Coordination with your obstetrician is part of comprehensive care. We share information with their office (with your consent) when medication coordination or specific timing of procedures requires it. Tell us about any pregnancy complications, gestational diabetes, or medications added during pregnancy so we can adjust care planning accordingly.
Frequently Asked Questions
Should I delay dental care until after delivery?
No. Routine cleanings and necessary treatment during pregnancy are safe and recommended. Untreated dental problems can worsen, and some research suggests untreated gum disease may affect pregnancy outcomes. The second trimester is often the most comfortable time for longer appointments.
Is local anaesthetic safe?
Yes. Most local anaesthetics used in dentistry are safe during pregnancy. Tell us you are pregnant and we will use medications with the safest track records and adjust technique as needed.
Will pregnancy ruin my teeth?
No. The old saying about losing a tooth for each baby is not true. Pregnancy hormones can affect gum health and increase risk of gingivitis, but with regular dental care and good home habits, pregnancy itself does not damage teeth. The challenge is often morning sickness exposing teeth to stomach acid; rinsing with water after vomiting (rather than brushing right away) protects enamel.
My gums bleed all the time now. Is that normal during pregnancy?
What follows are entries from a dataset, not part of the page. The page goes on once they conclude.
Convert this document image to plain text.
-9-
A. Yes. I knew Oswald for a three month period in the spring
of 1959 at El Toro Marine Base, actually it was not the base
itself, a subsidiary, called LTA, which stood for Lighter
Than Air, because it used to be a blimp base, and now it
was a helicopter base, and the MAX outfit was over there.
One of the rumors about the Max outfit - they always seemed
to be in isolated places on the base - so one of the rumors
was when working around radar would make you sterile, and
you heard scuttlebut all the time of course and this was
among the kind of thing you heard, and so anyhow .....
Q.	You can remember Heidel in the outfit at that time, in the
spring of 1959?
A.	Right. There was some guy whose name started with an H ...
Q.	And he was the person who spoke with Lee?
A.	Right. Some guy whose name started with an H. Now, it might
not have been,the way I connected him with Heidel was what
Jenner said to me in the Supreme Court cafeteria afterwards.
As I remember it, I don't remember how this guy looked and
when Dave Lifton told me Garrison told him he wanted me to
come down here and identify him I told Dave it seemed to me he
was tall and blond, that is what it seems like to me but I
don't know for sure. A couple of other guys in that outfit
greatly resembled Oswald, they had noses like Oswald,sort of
Bleeding gums during pregnancy are very common (pregnancy gingivitis) and usually settle after delivery. They still benefit from extra attention — keep up regular brushing and flossing even though it feels uncomfortable, schedule a cleaning visit, and bring concerns to our attention.
Can dental problems affect my baby?
Possibly, indirectly. Some research suggests untreated gum disease may be associated with preterm birth or low birth weight. The evidence is not yet definitive, but treating gum disease during pregnancy is considered worthwhile from both a maternal and possibly fetal-health standpoint.
What about after delivery — should I bring my newborn in?
Yes. Most dental and pediatric associations recommend the first dental visit by age one or within six months of the first tooth coming in. The first visit is mostly about establishing comfort with the office, looking at the baby's mouth, discussing early care, and answering parent questions.